MoS2/WO3 Nanosheets for Detection of Ammonia

This article demonstrates the use of a p-MoS2/n-WO3 heterojunctions based ultra sensitive and selective chemiresistive ammonia sensor that operates at 200 degrees C. Surprisingly, the composite based sensor exhibited significant enhancement in ammonia sensing as compared to MoS2 (p-type) and WO3 (n-type) counterparts. The device also displayed excellent response-recovery features over a wider range of ammonia concentration together with superior selective nature toward ammonia as compared acetone, ethanol, methanol, isopropanol, formaldehyde, benzene, and hydrogen sulfide.

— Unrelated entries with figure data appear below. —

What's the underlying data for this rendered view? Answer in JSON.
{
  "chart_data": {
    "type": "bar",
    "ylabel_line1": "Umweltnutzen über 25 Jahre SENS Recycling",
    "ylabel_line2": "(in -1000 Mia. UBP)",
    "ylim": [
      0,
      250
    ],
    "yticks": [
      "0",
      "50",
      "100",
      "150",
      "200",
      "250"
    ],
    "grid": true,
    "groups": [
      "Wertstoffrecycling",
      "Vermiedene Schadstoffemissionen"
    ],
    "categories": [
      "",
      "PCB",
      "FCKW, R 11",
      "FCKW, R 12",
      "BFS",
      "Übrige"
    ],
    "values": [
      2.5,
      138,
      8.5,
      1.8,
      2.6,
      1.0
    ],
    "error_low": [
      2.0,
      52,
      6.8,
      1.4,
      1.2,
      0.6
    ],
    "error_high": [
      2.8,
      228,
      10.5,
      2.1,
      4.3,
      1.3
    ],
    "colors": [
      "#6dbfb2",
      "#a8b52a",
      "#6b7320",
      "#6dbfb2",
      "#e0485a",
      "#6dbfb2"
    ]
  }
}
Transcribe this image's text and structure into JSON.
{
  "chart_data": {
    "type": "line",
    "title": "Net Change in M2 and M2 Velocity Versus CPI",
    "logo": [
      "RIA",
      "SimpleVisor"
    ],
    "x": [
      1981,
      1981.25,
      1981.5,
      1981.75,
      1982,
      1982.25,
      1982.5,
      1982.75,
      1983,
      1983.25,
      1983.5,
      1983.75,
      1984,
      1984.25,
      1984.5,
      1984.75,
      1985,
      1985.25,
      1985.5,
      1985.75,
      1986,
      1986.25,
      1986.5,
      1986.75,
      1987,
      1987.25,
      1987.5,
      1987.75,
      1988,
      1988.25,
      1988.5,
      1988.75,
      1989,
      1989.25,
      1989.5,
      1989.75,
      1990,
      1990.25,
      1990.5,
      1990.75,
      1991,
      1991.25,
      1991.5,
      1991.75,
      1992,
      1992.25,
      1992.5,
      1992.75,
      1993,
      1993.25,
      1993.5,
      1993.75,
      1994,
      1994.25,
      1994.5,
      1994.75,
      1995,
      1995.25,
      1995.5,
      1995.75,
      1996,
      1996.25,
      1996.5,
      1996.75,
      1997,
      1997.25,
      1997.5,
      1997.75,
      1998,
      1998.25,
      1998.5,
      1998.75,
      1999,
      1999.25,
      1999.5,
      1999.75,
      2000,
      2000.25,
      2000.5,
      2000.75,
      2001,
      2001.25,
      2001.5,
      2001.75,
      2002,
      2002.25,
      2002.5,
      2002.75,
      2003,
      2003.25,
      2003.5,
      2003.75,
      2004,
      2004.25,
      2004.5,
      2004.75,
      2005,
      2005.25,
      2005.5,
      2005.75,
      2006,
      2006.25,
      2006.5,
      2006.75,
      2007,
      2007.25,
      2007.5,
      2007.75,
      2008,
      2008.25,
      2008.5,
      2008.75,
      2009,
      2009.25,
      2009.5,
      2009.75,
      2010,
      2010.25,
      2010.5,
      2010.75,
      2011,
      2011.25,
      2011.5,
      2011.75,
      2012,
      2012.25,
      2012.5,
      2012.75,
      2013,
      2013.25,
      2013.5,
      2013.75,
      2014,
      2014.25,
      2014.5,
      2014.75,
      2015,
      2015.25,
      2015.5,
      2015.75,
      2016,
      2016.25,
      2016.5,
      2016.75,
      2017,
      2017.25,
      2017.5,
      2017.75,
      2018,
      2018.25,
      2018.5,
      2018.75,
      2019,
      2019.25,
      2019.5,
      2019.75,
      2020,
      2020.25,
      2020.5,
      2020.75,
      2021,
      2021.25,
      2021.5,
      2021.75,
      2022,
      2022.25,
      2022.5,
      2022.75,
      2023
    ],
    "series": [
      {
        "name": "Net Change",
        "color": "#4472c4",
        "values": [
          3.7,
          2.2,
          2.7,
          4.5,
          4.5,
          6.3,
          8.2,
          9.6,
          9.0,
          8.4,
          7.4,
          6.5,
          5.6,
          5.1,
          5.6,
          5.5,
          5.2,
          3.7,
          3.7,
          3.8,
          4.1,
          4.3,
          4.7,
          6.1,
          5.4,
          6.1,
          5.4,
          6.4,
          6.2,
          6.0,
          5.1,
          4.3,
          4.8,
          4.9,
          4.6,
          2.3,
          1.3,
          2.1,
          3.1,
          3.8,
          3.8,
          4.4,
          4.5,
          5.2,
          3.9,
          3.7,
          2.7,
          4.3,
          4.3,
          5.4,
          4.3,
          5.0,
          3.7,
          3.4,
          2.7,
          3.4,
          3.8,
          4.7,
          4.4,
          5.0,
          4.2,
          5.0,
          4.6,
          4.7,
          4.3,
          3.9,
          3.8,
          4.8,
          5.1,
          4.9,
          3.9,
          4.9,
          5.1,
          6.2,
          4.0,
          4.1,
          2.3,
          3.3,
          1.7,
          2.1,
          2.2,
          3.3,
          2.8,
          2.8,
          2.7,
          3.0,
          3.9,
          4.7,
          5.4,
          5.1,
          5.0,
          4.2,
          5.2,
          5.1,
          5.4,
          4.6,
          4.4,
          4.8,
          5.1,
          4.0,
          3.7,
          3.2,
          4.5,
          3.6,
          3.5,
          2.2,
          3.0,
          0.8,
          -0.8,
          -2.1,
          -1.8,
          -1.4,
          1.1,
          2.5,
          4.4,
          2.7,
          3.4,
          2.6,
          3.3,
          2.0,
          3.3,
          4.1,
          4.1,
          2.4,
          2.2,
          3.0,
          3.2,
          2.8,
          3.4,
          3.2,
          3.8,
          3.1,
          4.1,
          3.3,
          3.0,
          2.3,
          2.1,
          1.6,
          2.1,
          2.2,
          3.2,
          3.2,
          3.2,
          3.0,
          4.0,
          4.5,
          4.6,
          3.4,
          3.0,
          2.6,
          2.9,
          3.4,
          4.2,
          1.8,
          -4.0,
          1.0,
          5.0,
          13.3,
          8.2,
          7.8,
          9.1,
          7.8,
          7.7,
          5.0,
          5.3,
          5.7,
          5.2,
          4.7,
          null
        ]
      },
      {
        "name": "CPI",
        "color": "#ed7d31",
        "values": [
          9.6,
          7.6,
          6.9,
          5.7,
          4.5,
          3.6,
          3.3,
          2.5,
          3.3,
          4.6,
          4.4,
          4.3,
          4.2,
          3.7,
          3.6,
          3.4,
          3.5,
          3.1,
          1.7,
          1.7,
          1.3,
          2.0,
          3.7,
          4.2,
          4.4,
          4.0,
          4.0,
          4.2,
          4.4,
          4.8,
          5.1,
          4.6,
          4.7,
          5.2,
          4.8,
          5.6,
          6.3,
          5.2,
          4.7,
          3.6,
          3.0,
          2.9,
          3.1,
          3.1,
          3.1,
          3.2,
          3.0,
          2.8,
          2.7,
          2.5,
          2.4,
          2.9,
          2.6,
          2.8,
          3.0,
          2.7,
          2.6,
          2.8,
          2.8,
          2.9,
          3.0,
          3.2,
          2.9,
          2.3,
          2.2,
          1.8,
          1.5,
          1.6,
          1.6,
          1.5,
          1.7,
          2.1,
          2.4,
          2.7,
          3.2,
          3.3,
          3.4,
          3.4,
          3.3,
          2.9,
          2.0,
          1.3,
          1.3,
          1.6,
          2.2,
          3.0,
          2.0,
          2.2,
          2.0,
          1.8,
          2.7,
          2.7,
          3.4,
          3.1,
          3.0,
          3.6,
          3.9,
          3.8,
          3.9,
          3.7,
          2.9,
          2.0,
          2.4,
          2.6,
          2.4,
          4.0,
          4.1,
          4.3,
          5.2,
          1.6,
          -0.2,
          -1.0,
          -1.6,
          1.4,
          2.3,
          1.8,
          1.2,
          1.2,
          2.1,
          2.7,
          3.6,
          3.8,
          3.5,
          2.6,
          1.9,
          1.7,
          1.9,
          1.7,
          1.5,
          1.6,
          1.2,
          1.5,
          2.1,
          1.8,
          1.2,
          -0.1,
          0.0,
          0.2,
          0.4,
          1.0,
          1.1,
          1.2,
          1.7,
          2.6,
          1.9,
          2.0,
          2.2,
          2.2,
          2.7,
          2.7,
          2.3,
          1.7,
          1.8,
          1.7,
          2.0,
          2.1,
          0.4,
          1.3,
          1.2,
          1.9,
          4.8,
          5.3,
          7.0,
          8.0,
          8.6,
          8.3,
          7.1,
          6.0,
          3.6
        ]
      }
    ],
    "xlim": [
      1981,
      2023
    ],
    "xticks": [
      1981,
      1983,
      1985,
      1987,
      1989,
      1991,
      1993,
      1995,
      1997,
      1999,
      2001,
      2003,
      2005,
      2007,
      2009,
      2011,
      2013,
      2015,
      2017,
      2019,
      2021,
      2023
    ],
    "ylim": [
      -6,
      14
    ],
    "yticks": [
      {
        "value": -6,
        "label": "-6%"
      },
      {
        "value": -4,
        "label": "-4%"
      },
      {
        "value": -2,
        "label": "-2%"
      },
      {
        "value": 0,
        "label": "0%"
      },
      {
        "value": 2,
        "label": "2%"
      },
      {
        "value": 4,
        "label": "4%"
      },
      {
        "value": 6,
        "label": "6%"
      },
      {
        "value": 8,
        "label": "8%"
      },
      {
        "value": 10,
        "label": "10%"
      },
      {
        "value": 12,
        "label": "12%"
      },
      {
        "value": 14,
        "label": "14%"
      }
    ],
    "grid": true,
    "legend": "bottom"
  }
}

Empowered by better signal-to-noise ratio, ammonia detection down to 1 ppm has become possible and can be further improved with the use of serpentine type electrodes. The device has shown a relative response of 207% for 200 ppm of ammonia with response and recovery times of 80 and 70 s, respectively. Moreover, these experimental results were further supplemented by density functional theory (DFT) simulation that were used to understand the adsorption kinetics and the sensing mechanism. A significant amount of charge transfer (0.082 e) between the adsorbed ammonia molecule and the MoS2/WO3 surface has been predicted by Bader analysis. Analysis also revealed a large negative adsorption energy approximate to 3.86 eV (373 kJ/mol) per ammonia molecule, implying the adsorption process to be chemisorption in nature. The band structure analysis further confirmed that ammonia adsorption on MoS2/WO3 is accompanied by an increase in band gap (by approximate to 96 meV). The present work illustrates the potential use of composite based heterostructures for monitoring ammonia gas in real fields.

Automated summary

This article presents a highly sensitive and selective chemiresistive ammonia sensor based on a p-MoS2/n-WO3 heterojunction, showing enhanced performance compared to individual MoS2 and WO3 sensors. The device demonstrates excellent response-recovery features and selectivity towards ammonia, with the capability to detect ammonia down to 1 ppm. The experimental results are further supported by density functional theory (DFT) simulation to understand the sensing mechanism and charge transfer dynamics.